§ 3-1-7. Amendments to articles of incorporation.  


Latest version.
  • (1) An association may amend its articles of incorporation by the affirmative vote of a majority of the members voting at:
    (a) a regular meeting; or
    (b) a special meeting called for that purpose.
    (2) Written notice of the proposed amendment and of the time and place of the meeting shall be provided to the members of the association by any one of the following procedures:
    (a) by mail at the last-known address at least 10 days prior to the meeting;
    (b) by personal delivery at least 10 days prior to the meeting; or
    (c) by publication not less than 10 days or more than 60 days prior to the meeting:
    (i) in a periodical published by or for the association, to which substantially all of its members are subscribers or;
    (ii) in a newspaper or newspapers whose combined circulation is general in the territory in which the association operates; and
    (iii) as required in Section 45-1-101.
    (3) In addition to one of the means set forth in Subsection (2), the association may give notice by any method established pursuant to the articles of incorporation or bylaws of the association.

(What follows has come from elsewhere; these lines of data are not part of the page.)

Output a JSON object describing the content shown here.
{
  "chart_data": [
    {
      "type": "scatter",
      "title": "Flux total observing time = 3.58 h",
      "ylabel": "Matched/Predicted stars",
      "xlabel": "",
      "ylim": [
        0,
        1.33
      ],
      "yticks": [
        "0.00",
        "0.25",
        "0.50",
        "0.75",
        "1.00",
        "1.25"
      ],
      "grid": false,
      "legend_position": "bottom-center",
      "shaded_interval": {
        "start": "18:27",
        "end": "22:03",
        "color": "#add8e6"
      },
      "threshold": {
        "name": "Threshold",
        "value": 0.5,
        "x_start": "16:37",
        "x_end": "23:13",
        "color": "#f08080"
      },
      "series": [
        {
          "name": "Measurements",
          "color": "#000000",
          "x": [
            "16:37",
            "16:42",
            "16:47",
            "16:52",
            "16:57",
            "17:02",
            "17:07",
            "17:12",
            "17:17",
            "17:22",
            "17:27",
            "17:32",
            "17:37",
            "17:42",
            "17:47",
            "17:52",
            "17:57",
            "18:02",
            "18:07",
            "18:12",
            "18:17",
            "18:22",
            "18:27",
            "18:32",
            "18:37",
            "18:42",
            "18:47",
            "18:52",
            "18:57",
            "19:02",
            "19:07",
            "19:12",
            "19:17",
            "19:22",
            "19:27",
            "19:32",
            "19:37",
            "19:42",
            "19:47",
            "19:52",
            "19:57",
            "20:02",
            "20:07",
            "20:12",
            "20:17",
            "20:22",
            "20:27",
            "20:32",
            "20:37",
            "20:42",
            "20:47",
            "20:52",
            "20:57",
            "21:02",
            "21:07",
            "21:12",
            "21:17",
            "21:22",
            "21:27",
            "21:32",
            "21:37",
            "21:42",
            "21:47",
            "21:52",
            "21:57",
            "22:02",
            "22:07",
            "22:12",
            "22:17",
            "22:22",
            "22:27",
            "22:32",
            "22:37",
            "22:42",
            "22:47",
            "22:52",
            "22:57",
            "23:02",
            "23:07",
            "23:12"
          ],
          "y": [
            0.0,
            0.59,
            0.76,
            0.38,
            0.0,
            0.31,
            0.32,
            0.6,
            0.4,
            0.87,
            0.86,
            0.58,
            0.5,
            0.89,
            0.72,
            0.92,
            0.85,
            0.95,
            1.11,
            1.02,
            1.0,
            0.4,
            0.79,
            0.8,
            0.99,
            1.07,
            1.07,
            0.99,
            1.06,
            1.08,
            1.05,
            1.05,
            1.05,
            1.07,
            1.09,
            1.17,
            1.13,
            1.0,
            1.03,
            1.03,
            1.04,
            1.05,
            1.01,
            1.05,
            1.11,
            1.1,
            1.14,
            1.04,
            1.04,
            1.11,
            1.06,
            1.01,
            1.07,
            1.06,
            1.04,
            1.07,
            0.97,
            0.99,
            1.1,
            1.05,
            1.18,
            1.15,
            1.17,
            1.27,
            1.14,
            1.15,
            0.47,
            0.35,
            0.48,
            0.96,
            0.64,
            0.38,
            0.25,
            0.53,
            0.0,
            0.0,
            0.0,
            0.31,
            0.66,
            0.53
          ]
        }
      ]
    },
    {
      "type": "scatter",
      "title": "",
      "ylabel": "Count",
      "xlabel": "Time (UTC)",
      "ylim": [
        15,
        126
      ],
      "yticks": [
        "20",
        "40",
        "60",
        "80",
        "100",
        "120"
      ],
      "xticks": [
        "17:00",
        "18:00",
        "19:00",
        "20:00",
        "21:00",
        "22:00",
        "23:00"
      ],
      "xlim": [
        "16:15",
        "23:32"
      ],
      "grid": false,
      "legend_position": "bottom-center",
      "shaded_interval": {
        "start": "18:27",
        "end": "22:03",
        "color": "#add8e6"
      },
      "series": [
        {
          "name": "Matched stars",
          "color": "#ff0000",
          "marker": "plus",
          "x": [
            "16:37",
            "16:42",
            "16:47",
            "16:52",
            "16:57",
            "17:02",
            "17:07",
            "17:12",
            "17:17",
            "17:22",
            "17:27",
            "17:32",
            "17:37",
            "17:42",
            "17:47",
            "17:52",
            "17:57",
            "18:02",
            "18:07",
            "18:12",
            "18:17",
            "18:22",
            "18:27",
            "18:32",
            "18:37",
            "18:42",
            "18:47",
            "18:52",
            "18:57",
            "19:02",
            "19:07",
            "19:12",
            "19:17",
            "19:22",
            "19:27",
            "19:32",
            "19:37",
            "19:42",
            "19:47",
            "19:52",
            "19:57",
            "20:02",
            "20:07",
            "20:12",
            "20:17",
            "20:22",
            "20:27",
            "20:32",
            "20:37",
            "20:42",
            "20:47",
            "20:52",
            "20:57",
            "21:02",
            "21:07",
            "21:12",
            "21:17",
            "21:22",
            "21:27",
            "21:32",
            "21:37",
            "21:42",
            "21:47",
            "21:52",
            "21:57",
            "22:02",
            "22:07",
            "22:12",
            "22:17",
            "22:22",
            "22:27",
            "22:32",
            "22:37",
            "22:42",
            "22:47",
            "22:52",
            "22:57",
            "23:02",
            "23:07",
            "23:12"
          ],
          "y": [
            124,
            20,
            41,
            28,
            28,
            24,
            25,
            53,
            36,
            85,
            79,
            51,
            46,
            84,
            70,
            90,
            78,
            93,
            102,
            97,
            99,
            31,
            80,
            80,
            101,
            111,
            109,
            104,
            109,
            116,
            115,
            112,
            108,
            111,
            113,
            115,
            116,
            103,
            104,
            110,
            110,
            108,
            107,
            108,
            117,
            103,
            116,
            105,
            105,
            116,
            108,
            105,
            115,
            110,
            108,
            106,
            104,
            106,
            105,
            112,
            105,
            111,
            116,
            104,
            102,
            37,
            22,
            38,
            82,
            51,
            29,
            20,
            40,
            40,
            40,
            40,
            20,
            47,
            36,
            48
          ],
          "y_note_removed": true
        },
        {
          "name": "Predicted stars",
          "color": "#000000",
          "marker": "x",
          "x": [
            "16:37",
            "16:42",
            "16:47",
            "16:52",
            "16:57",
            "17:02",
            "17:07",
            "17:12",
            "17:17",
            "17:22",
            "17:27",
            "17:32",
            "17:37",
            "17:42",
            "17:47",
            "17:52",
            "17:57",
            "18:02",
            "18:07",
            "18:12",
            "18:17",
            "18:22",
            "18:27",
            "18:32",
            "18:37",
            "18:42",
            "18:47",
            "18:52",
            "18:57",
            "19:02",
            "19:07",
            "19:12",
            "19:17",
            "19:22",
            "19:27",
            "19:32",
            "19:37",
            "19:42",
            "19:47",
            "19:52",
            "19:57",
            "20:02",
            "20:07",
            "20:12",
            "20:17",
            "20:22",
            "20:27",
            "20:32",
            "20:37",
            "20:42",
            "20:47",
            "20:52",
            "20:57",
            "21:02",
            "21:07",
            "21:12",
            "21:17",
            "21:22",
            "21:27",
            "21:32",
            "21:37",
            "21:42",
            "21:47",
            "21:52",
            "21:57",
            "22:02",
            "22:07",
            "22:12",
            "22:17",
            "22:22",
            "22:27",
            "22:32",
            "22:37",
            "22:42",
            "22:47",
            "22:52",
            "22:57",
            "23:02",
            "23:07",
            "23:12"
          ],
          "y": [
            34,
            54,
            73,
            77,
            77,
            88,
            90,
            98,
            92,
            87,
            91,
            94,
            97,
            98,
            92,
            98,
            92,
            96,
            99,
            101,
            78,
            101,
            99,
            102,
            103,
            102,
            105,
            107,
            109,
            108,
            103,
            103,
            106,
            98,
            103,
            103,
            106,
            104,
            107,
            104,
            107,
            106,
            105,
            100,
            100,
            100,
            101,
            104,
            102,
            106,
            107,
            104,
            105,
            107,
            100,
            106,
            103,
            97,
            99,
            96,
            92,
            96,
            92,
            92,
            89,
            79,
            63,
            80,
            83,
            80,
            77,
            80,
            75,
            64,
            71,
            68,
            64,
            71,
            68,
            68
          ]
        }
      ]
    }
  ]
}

    (4) The bylaws may require that the notice period be longer than 10 days.
    (5) An amendment affecting the preferential rights of any outstanding preferred stock may not be adopted until the written consent of the holders of a majority of the outstanding preference shares has been obtained.
    (6) After an amendment has been adopted, articles of amendment shall be:
    (a) prepared, in duplicate, setting forth the amendment and the fact of the adoption;
    (b) signed and acknowledged by the president, chair, vice president, or vice chair and by the secretary or treasurer; and
    (c) filed in the same manner as the original articles of incorporation.